United Technologies Offers $2.63 Billion for Diebold
United Technologies Corp, the maker of Otis elevators and Chubb security systems, said it offered to buy Diebold Inc. for $2.63 billion, taking its bid public after the automated-teller machine maker's board declined to discuss a combination for two years. ( Bloomberg )
United Technologies is offering $40 a share, a 66 percent premium to Diebold's $24.12 price on Feb. 29, the company said in a statement. The Diebold board last refused to discuss a buyout on Feb. 21, letters from United Technologies show.
United Technologies may boost Diebold's performance by targeting commercial building customers by installing equipment and selling service contracts like it does for Otis, said James Geisler, vice president of finance at the company. Margins would widen using United Technologies' productivity program and more efficient sales to markets such as China and India, he said.
``We think this is very friendly to Diebold's shareholders and the most encouraging thing would be for Diebold to sit down with us,'' Geisler said. ``We have many options in front of us, but we are most hopeful we can have a dialogue with them.''
If the Diebold board agrees to a discussion and United Technologies can see more detailed information, a higher offer is possible, Hartford, Connecticut-based United Technologies said in its statement.

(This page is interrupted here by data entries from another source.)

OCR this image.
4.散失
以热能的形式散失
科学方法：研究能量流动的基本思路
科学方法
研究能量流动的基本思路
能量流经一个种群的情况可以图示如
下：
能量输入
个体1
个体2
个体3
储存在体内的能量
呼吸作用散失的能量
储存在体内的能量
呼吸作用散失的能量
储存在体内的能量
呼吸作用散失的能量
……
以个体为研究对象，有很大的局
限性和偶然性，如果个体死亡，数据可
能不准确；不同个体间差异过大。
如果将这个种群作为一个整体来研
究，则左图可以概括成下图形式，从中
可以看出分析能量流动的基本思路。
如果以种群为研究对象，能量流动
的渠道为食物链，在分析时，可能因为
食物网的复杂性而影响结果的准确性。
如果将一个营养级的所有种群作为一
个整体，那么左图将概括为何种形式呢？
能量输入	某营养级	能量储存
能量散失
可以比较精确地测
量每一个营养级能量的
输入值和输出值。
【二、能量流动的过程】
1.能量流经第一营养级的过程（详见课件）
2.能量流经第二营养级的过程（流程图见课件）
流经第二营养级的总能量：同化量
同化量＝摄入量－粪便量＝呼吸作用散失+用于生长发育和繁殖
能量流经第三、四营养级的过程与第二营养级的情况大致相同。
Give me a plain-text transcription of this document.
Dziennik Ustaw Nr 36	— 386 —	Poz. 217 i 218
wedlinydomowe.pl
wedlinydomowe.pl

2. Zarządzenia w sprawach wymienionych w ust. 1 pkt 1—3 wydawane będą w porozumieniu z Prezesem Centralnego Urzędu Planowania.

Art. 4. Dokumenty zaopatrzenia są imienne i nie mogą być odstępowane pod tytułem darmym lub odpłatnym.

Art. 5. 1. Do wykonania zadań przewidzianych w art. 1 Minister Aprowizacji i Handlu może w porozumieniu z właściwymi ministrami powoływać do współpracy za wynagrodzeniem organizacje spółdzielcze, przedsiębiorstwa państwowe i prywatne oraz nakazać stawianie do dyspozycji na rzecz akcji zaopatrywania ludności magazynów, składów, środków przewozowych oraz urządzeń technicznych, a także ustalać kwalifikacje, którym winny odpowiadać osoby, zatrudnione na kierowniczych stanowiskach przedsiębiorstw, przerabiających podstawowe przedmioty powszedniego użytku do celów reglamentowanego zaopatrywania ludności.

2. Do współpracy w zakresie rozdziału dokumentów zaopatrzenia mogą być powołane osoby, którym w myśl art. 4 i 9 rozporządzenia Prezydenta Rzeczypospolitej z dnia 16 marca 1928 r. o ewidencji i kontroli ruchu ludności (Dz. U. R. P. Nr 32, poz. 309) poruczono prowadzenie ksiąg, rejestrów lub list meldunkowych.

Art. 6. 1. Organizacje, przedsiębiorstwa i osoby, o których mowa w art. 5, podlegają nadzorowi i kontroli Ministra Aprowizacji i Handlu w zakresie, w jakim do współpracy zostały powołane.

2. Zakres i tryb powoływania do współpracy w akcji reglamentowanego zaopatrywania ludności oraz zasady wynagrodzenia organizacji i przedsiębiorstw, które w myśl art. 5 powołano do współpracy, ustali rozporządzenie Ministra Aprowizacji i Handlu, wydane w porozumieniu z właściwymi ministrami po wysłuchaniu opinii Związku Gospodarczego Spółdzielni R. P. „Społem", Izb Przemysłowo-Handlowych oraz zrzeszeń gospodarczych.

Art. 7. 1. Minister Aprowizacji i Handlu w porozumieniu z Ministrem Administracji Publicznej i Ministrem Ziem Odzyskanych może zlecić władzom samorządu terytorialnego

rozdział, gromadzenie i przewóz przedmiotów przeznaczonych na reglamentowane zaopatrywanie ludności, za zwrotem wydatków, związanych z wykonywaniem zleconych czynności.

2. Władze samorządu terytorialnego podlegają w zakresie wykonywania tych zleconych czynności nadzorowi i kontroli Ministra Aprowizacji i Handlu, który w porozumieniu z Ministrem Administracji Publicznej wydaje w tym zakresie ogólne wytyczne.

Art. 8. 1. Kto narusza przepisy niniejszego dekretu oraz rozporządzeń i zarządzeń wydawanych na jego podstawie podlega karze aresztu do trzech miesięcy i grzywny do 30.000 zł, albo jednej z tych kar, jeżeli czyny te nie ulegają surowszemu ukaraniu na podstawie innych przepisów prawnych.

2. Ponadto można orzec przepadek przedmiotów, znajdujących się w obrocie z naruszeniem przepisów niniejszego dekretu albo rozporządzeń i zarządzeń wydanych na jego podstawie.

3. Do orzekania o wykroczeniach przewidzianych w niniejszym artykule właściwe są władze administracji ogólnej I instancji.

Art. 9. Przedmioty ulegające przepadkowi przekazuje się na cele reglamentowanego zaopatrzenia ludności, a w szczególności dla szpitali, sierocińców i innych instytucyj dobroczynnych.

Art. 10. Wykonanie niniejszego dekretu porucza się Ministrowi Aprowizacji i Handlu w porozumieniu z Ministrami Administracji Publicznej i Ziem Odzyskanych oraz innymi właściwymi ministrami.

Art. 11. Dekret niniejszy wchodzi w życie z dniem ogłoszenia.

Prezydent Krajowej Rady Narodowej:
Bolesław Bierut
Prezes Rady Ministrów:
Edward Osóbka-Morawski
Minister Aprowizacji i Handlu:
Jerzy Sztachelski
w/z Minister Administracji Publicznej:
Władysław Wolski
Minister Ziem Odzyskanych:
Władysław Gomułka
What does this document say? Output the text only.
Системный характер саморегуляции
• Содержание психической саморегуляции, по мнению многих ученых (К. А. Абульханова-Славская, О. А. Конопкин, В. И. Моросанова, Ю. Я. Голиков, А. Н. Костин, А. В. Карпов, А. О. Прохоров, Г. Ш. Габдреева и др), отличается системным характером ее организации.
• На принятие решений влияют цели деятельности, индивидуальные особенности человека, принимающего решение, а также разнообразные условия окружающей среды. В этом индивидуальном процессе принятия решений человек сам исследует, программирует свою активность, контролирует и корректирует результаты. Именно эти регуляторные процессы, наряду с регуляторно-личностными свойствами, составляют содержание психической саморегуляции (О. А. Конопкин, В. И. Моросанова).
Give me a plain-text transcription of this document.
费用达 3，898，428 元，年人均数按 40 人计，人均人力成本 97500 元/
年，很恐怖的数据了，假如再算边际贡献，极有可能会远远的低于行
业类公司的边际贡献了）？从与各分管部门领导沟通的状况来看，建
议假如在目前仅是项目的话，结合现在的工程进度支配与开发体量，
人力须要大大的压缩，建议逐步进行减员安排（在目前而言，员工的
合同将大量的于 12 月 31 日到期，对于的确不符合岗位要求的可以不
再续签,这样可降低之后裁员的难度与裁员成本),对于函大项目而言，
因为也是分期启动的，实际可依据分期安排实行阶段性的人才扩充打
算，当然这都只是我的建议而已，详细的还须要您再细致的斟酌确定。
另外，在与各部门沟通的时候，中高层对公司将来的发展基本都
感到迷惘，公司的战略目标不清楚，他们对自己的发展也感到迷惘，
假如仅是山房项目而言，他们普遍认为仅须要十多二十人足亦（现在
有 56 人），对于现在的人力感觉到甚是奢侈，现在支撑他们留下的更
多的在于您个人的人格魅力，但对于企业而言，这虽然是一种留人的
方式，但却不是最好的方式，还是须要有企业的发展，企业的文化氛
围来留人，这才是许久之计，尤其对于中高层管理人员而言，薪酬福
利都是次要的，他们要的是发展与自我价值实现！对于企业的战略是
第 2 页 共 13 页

Diebold spokeswoman Anna Istnick had no immediate comment.
Diebold, under U.S. investigation for accounting practices, fell 38 percent last year. Last month, the North Canton, Ohio- based company said it plans to cut about 5 percent of its workforce to reduce costs.
In January, Diebold said it would restate four years of results to change how it recognizes revenue following discussions with the SEC.
On Feb. 6, Diebold said in a statement it revised its 2006 revenue estimate to $2.93 billion. Sales in 2007 are now estimated at $2.95 billion, an increase of 1 percent, lower than the company's April projection of a 3 percent to 5 percent growth, the company said, announcing the completion of a review.
Diebold is ``still a good business and the offer is subject to due diligence,'' said Geisler.
About 20 percent of United Technologies' revenue comes from emerging markets, giving units like Otis, Carrier and UTC Fire and Security confidence in future growth because of increasing urbanization, the company said last week. Carrier and Otis are the world's biggest companies in their industries.
United Technologies gets more than 60 percent of its revenue from overseas, Geisler said, whereas Diebold gets less than half. A Diebold purchase would be the biggest for United Technologies since the 2005 acquisition of Kidde Plc for about $3 billion. United Technologies typically makes about $1.5 billion to $2 billion in acquisitions annually.
Margins at Diebold, now in the ``single-digits,'' could be raised to ``double-digits,'' over time under United Technologies ownership, Geisler said. About a quarter of equipment made by Diebold, which also makes voting machines, fits with United Technologies' security unit, he said.
United Technologies is getting advice from Morgan Stanley and Wachtell Lipton Rosen & Katz. Its shares fell $1.66 to $70.51 on Feb. 29. The stock, up 22 percent last year, is down 7.9 percent year to date.